Страница 1 из 96
Бриллиант «Виттельсбах» — крупный (35,56 каратов) бриллиант голубого цвета. В 1722 году как приданое Марии Амалии Австрийской перешёл к её супругу, баварскому курфюрсту Карлу Альбрехту из дома Виттельсбахов. В XIX веке был вправлен в баварскую корону и оставался в распоряжении Виттельсбахов до Первой мировой войны, когда камень был утерян.
Генрих фон Вильхелм, молодой человек семнадцати лет, единственный наследник рода Вильхелмов, пытался руководить своими сборами в дальнюю дорогу, задрав подбородок к потолку комнаты. Он был очень горд собой — его удостоили рыцарского звания и должности при дворе курфюрста Баварии Карла Альбрехта. Об этом гласил приказ, доставленный только что из дворца гонцом вместе с требованием прибыть пред светлые очи правителя не позднее чем через неделю после оглашения оного. Дорога могла занять и неделю, и более, поэтому следовало поторопиться и не откладывать отъезд на долгий срок.
Матушка Генриха, графиня Генриетта фон Вильхелм, урождённая Брауншвейг-Грубенгаген-Эйнбекская, дородная толстуха, бывшая некогда отменной красавицей, стояла рядом с сыном и непрерывно всхлипывала, вытирая глаза расшитым шелковым платком. Именно её близкое родство с герцогом Виттельсбахом и предопределило судьбу её единственного сына. Она хотела бы отказаться от подобного родства или отправиться вместе с Генрихом, но не могла сделать ни первого, ни второго. Не окажись она в родстве с герцогом Виттельсбахом, её чадо не получило бы такой высокой должности в столице. А последовать с сыном тоже не могла согласно всё тому же приказу короля.

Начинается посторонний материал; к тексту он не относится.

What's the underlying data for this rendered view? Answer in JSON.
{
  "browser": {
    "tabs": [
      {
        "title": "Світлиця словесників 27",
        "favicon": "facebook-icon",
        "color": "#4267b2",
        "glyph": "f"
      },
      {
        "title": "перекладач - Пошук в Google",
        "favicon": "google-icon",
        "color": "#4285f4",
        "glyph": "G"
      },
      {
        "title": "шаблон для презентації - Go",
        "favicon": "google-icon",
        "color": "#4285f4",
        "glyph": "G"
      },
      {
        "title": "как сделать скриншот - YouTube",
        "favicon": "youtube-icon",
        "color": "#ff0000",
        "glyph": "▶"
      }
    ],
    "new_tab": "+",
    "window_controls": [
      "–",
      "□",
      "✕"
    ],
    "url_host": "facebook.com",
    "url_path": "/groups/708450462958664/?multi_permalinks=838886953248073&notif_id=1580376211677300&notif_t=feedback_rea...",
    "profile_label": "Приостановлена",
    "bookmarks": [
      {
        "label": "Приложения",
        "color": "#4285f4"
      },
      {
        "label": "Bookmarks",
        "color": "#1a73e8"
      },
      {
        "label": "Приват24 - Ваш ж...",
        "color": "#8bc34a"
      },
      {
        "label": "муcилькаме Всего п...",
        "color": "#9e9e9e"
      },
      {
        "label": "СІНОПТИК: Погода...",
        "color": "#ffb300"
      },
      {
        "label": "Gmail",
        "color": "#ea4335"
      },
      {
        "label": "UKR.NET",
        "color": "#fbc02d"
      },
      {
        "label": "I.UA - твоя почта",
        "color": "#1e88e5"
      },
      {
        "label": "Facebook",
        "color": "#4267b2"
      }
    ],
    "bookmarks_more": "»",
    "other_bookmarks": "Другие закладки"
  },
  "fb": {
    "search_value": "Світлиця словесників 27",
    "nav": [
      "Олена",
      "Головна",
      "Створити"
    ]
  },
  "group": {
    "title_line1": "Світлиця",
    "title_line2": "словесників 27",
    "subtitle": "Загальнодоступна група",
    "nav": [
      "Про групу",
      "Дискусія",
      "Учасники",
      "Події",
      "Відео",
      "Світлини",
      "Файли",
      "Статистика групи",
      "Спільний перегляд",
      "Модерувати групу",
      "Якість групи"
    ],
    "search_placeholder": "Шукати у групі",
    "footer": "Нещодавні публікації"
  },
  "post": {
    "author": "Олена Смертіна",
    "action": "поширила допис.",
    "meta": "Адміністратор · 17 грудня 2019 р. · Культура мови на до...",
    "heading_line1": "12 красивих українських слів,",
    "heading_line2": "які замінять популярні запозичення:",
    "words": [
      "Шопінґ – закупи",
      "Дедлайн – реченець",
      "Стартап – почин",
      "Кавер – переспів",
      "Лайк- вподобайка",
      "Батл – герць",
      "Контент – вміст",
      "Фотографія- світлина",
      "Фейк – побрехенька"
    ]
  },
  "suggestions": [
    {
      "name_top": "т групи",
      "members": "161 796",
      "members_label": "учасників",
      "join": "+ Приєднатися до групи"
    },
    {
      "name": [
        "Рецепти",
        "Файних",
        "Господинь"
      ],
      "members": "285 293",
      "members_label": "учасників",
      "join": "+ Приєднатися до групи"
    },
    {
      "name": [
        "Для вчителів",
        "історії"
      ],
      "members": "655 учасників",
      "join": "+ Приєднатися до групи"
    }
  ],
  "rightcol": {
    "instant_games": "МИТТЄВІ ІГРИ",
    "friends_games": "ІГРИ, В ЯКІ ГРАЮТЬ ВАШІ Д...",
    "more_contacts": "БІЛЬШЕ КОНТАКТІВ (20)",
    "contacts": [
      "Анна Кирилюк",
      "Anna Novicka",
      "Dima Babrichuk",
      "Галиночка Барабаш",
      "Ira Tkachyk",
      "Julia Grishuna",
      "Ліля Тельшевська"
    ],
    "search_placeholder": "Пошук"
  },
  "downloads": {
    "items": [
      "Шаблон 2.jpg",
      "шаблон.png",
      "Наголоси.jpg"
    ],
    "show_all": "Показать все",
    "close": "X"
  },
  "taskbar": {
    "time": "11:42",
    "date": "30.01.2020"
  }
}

Сам же граф Дитрих фон Вильхелм, не выносивший женских слёз и истерик, находился во дворе замка и подбирал коня для своего сына, на котором тот должен был в сопровождении только одного слуги отправиться ко двору короля Альбрехта.

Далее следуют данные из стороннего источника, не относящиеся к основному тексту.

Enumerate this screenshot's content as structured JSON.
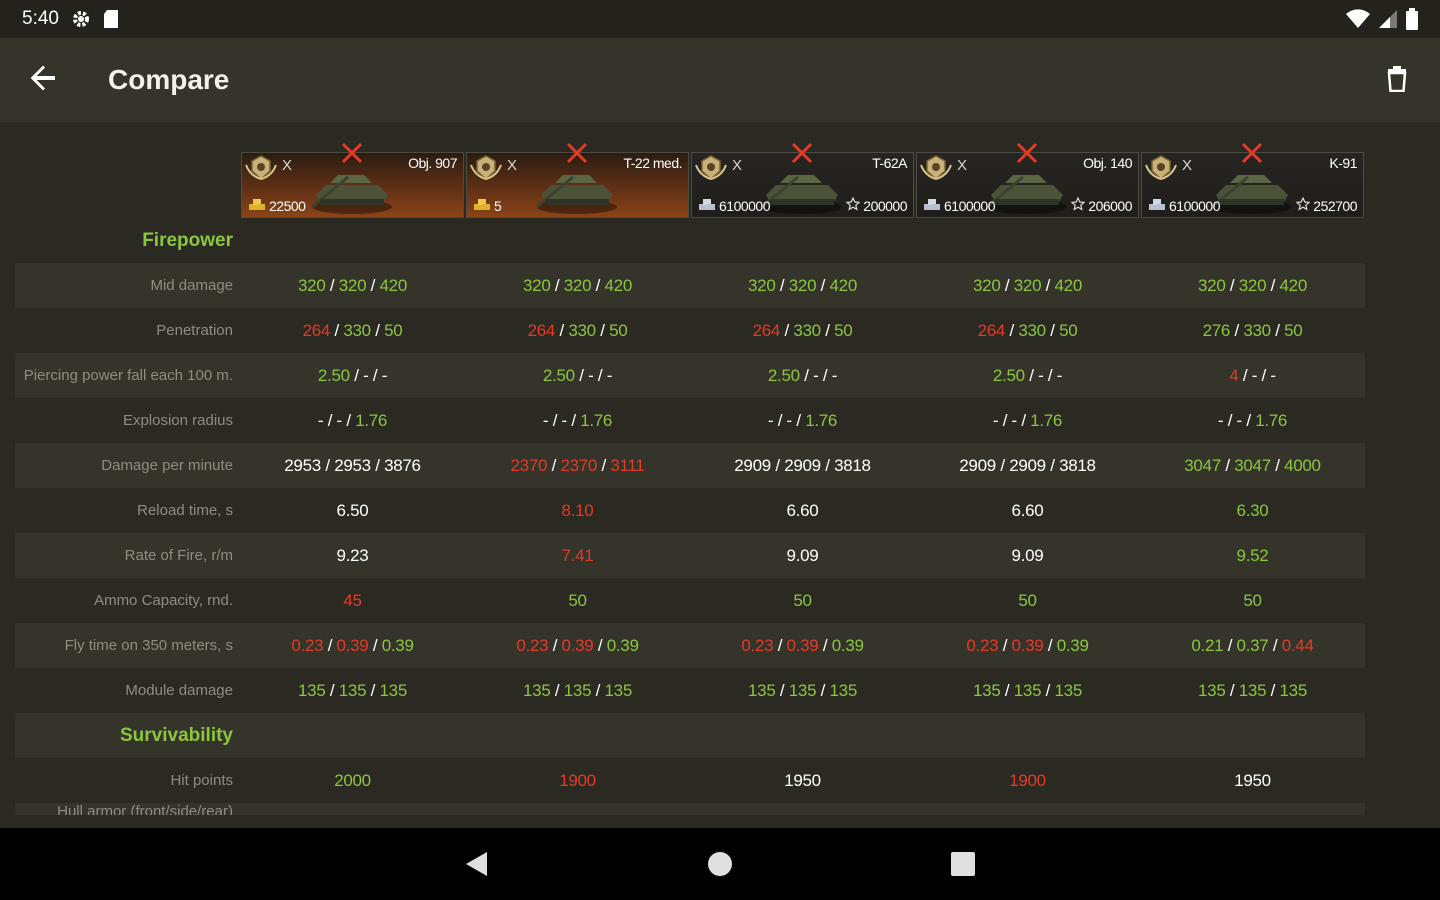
{
  "status": {
    "time": "5:40"
  },
  "app": {
    "title": "Compare"
  },
  "tanks": [
    {
      "tier": "X",
      "name": "Obj. 907",
      "price_left": "22500",
      "price_right": "",
      "premium": true
    },
    {
      "tier": "X",
      "name": "T-22 med.",
      "price_left": "5",
      "price_right": "",
      "premium": true
    },
    {
      "tier": "X",
      "name": "T-62A",
      "price_left": "6100000",
      "price_right": "200000",
      "premium": false
    },
    {
      "tier": "X",
      "name": "Obj. 140",
      "price_left": "6100000",
      "price_right": "206000",
      "premium": false
    },
    {
      "tier": "X",
      "name": "K-91",
      "price_left": "6100000",
      "price_right": "252700",
      "premium": false
    }
  ],
  "sections": {
    "firepower": "Firepower",
    "survivability": "Survivability"
  },
  "rows": {
    "mid_damage": {
      "label": "Mid damage",
      "values": [
        [
          [
            "320",
            "g"
          ],
          [
            "320",
            "g"
          ],
          [
            "420",
            "g"
          ]
        ],
        [
          [
            "320",
            "g"
          ],
          [
            "320",
            "g"
          ],
          [
            "420",
            "g"
          ]
        ],
        [
          [
            "320",
            "g"
          ],
          [
            "320",
            "g"
          ],
          [
            "420",
            "g"
          ]
        ],
        [
          [
            "320",
            "g"
          ],
          [
            "320",
            "g"
          ],
          [
            "420",
            "g"
          ]
        ],
        [
          [
            "320",
            "g"
          ],
          [
            "320",
            "g"
          ],
          [
            "420",
            "g"
          ]
        ]
      ]
    },
    "penetration": {
      "label": "Penetration",
      "values": [
        [
          [
            "264",
            "r"
          ],
          [
            "330",
            "g"
          ],
          [
            "50",
            "g"
          ]
        ],
        [
          [
            "264",
            "r"
          ],
          [
            "330",
            "g"
          ],
          [
            "50",
            "g"
          ]
        ],
        [
          [
            "264",
            "r"
          ],
          [
            "330",
            "g"
          ],
          [
            "50",
            "g"
          ]
        ],
        [
          [
            "264",
            "r"
          ],
          [
            "330",
            "g"
          ],
          [
            "50",
            "g"
          ]
        ],
        [
          [
            "276",
            "g"
          ],
          [
            "330",
            "g"
          ],
          [
            "50",
            "g"
          ]
        ]
      ]
    },
    "piercing_fall": {
      "label": "Piercing power fall each 100 m.",
      "values": [
        [
          [
            "2.50",
            "g"
          ],
          [
            "-",
            "w"
          ],
          [
            "-",
            "w"
          ]
        ],
        [
          [
            "2.50",
            "g"
          ],
          [
            "-",
            "w"
          ],
          [
            "-",
            "w"
          ]
        ],
        [
          [
            "2.50",
            "g"
          ],
          [
            "-",
            "w"
          ],
          [
            "-",
            "w"
          ]
        ],
        [
          [
            "2.50",
            "g"
          ],
          [
            "-",
            "w"
          ],
          [
            "-",
            "w"
          ]
        ],
        [
          [
            "4",
            "r"
          ],
          [
            "-",
            "w"
          ],
          [
            "-",
            "w"
          ]
        ]
      ]
    },
    "explosion_radius": {
      "label": "Explosion radius",
      "values": [
        [
          [
            "-",
            "w"
          ],
          [
            "-",
            "w"
          ],
          [
            "1.76",
            "g"
          ]
        ],
        [
          [
            "-",
            "w"
          ],
          [
            "-",
            "w"
          ],
          [
            "1.76",
            "g"
          ]
        ],
        [
          [
            "-",
            "w"
          ],
          [
            "-",
            "w"
          ],
          [
            "1.76",
            "g"
          ]
        ],
        [
          [
            "-",
            "w"
          ],
          [
            "-",
            "w"
          ],
          [
            "1.76",
            "g"
          ]
        ],
        [
          [
            "-",
            "w"
          ],
          [
            "-",
            "w"
          ],
          [
            "1.76",
            "g"
          ]
        ]
      ]
    },
    "dpm": {
      "label": "Damage per minute",
      "values": [
        [
          [
            "2953",
            "w"
          ],
          [
            "2953",
            "w"
          ],
          [
            "3876",
            "w"
          ]
        ],
        [
          [
            "2370",
            "r"
          ],
          [
            "2370",
            "r"
          ],
          [
            "3111",
            "r"
          ]
        ],
        [
          [
            "2909",
            "w"
          ],
          [
            "2909",
            "w"
          ],
          [
            "3818",
            "w"
          ]
        ],
        [
          [
            "2909",
            "w"
          ],
          [
            "2909",
            "w"
          ],
          [
            "3818",
            "w"
          ]
        ],
        [
          [
            "3047",
            "g"
          ],
          [
            "3047",
            "g"
          ],
          [
            "4000",
            "g"
          ]
        ]
      ]
    },
    "reload": {
      "label": "Reload time, s",
      "values": [
        [
          [
            "6.50",
            "w"
          ]
        ],
        [
          [
            "8.10",
            "r"
          ]
        ],
        [
          [
            "6.60",
            "w"
          ]
        ],
        [
          [
            "6.60",
            "w"
          ]
        ],
        [
          [
            "6.30",
            "g"
          ]
        ]
      ]
    },
    "rof": {
      "label": "Rate of Fire, r/m",
      "values": [
        [
          [
            "9.23",
            "w"
          ]
        ],
        [
          [
            "7.41",
            "r"
          ]
        ],
        [
          [
            "9.09",
            "w"
          ]
        ],
        [
          [
            "9.09",
            "w"
          ]
        ],
        [
          [
            "9.52",
            "g"
          ]
        ]
      ]
    },
    "ammo": {
      "label": "Ammo Capacity, rnd.",
      "values": [
        [
          [
            "45",
            "r"
          ]
        ],
        [
          [
            "50",
            "g"
          ]
        ],
        [
          [
            "50",
            "g"
          ]
        ],
        [
          [
            "50",
            "g"
          ]
        ],
        [
          [
            "50",
            "g"
          ]
        ]
      ]
    },
    "fly_time": {
      "label": "Fly time on 350 meters, s",
      "values": [
        [
          [
            "0.23",
            "r"
          ],
          [
            "0.39",
            "r"
          ],
          [
            "0.39",
            "g"
          ]
        ],
        [
          [
            "0.23",
            "r"
          ],
          [
            "0.39",
            "r"
          ],
          [
            "0.39",
            "g"
          ]
        ],
        [
          [
            "0.23",
            "r"
          ],
          [
            "0.39",
            "r"
          ],
          [
            "0.39",
            "g"
          ]
        ],
        [
          [
            "0.23",
            "r"
          ],
          [
            "0.39",
            "r"
          ],
          [
            "0.39",
            "g"
          ]
        ],
        [
          [
            "0.21",
            "g"
          ],
          [
            "0.37",
            "g"
          ],
          [
            "0.44",
            "r"
          ]
        ]
      ]
    },
    "module_damage": {
      "label": "Module damage",
      "values": [
        [
          [
            "135",
            "g"
          ],
          [
            "135",
            "g"
          ],
          [
            "135",
            "g"
          ]
        ],
        [
          [
            "135",
            "g"
          ],
          [
            "135",
            "g"
          ],
          [
            "135",
            "g"
          ]
        ],
        [
          [
            "135",
            "g"
          ],
          [
            "135",
            "g"
          ],
          [
            "135",
            "g"
          ]
        ],
        [
          [
            "135",
            "g"
          ],
          [
            "135",
            "g"
          ],
          [
            "135",
            "g"
          ]
        ],
        [
          [
            "135",
            "g"
          ],
          [
            "135",
            "g"
          ],
          [
            "135",
            "g"
          ]
        ]
      ]
    },
    "hit_points": {
      "label": "Hit points",
      "values": [
        [
          [
            "2000",
            "g"
          ]
        ],
        [
          [
            "1900",
            "r"
          ]
        ],
        [
          [
            "1950",
            "w"
          ]
        ],
        [
          [
            "1900",
            "r"
          ]
        ],
        [
          [
            "1950",
            "w"
          ]
        ]
      ]
    },
    "hull_armor": {
      "label": "Hull armor (front/side/rear)"
    }
  },
  "colors": {
    "green": "#8cc63f",
    "red": "#e53a25",
    "white": "#ffffff"
  },
  "icons": [
    "back-arrow-icon",
    "trash-icon",
    "settings-icon",
    "sd-card-icon",
    "wifi-icon",
    "signal-icon",
    "battery-icon",
    "close-x-icon",
    "tier-emblem-icon",
    "gold-icon",
    "credits-icon",
    "xp-star-icon",
    "tank-icon"
  ]
}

Набитая одеждой и прочим имуществом карета, на которой настаивала графиня Генриетта, должна была последовать за единственным наследником рода Вильхелмов под покровом ночи. Не могла графиня Генриетта отправить своего сына в путь, не снабдив ворохами одежды и корзинами со снедью.

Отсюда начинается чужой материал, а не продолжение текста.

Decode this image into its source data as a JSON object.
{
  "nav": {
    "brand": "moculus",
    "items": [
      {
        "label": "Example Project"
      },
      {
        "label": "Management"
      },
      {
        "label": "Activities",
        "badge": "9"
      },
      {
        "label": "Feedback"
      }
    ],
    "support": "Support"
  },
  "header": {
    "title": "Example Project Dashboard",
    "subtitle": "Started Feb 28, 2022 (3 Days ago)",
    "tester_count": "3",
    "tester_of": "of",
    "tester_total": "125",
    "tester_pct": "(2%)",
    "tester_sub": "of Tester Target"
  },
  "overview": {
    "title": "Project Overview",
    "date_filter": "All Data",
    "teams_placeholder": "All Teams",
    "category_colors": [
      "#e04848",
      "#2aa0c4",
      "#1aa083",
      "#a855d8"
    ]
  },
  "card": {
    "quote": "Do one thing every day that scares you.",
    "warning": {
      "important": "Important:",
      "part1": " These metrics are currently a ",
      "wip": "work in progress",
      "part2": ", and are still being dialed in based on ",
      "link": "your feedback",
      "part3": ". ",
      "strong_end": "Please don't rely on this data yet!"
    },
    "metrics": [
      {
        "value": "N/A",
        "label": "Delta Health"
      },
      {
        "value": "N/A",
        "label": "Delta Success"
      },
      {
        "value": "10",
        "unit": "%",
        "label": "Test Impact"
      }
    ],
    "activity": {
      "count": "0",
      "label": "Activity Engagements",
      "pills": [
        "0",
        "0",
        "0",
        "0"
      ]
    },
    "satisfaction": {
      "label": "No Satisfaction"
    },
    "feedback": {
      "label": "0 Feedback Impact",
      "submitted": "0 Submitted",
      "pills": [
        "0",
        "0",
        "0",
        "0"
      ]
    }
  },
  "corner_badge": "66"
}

Наконец, когда конь был подобран, а сундуки набиты тем, чем надо, как казалось графине Генриетте, молодой человек, одетый в дорожное платье и обутый в крепкие сапоги, ни разу ненадёванные, побрякивая новенькими шпорами и таким же ни разу не бывшим в деле мечом, который казался несколько велик для него и цеплялся за каменные ступени замка, вышел во двор и окинул презрительным взглядом всю челядь, собравшуюся проводить молодого хозяина в путь-дорогу.
Погода на дворе стояла под стать настроению графине Генриетты — небо было обложено низкими свинцовыми тучами, такими тяжёлыми, что казалось, что они вот-вот обрушатся на землю, непрерывно моросил мелкий дождик, совершенно не способствующий лёгкому путешествию и приводивший самого Генриха в мрачное расположение духа.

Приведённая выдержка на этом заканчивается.